Günümüzde dijital ortamlarla birlikte bu ortamlarda oynanan oyunların hızla yaygınlaşması ve buna bağlı olarak çocukların artan dijital bazlı oyun oynama alışkanlıkları, onları akranları ile sosyalleşmekten ve çeşitli motor becerilerini geliştirmekten alıkoymaktadır. Bu dijital oyun ortamlarından biraz da olsa uzak kaldıkları okullarımız, çocuklar için birçok yaştan ve kimlikten insan ile iç içe olmalarını sağlayacak zengin bir ortam sunmaktadır. Bu ortamda ders dışı serbest zamanlarda olduğu gibi ders içerisinde de öğrencilerin birbiri ile olan etkileşimi arttırılmalıdır. Özellikle kendini ifade etmekte zorlanan öğrenciler için herkesin kendini eşit derecede gösterme hakkının bulunduğu ortak bir alan öğretmenler tarafından sağlanabilir. Türkçe dersi kapsamında düşünüldüğünde, drama, öğrencilerin tüm bu duygu ve becerileri deneyimleyebilmesine olanak sağlayan bir tekniktir.
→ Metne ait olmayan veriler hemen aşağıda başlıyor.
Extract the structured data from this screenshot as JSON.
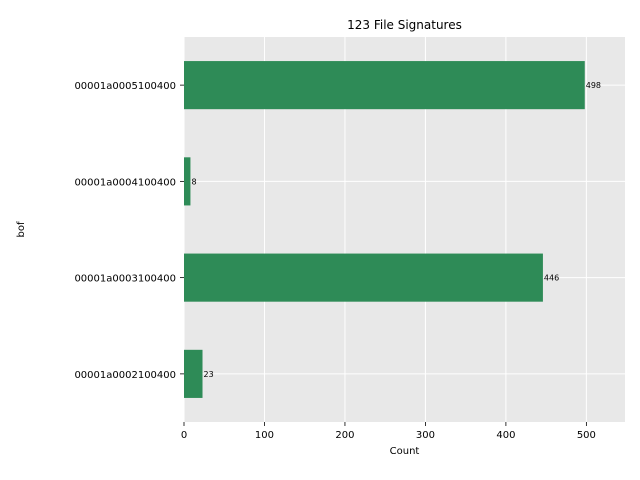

Bu uygulamada kurucu öge olarak öğretmenlerin teknik için ne tür duygu düşünce ve yargıda oldukları konusunda çalışmalar olmak ile birlikte hâlihazırda öğrencilik hayatı da devam etmekte olan ve bu doğrultuda duruma hem öğretmen hem de öğrenci gözüyle bakabilecek öğretmen adayları tarafından dramanın Türkçe derslerinde uygulamasının tercih edilip edilmediği ya da uygulamada doğabilecek sıkıntılara karşı öğretmen adaylarının görüşlerinin incelenip detaylı bir şekilde tespit edilmesi bir ihtiyaç olarak ortada durmaktadır. Bu çalışmanın amacı öğrencilerin dört temel becerisini geliştirmek üzerine kurulu olan Türkçe dersini gelecekte icra edecek olan öğretmen adaylarının derslerde drama tekniğinin kullanılması yönündeki görüşlerinin değerlendirilmesidir. Araştırma kapsamında Düzce Üniversitesi’nde okuyan daha önce lisans döneminde drama dersi almış 6 Türkçe öğretmen adayına yarı yapılandırılmış görüşme formu uygulanmıştır. Formlardan elde edilen nitel veriler kategori ve temalara ayrılarak ayrıntılı bir şekilde incelenip içerik analizine tabi tutulmuştur. Araştırmanın sonucunda; Türkçe öğretmen adaylarının çoğunluğunun drama tekniğinin öğrencilerin öğrenme süreçlerini aktif hâle getirdiği, öğrencilere en çok okuma ve konuşma becerilerini kazandırdığı, derse aktif katılımı sağlaması ile birlikte zaman alan bir teknik olduğu düşüncesinde oldukları görülmüştür.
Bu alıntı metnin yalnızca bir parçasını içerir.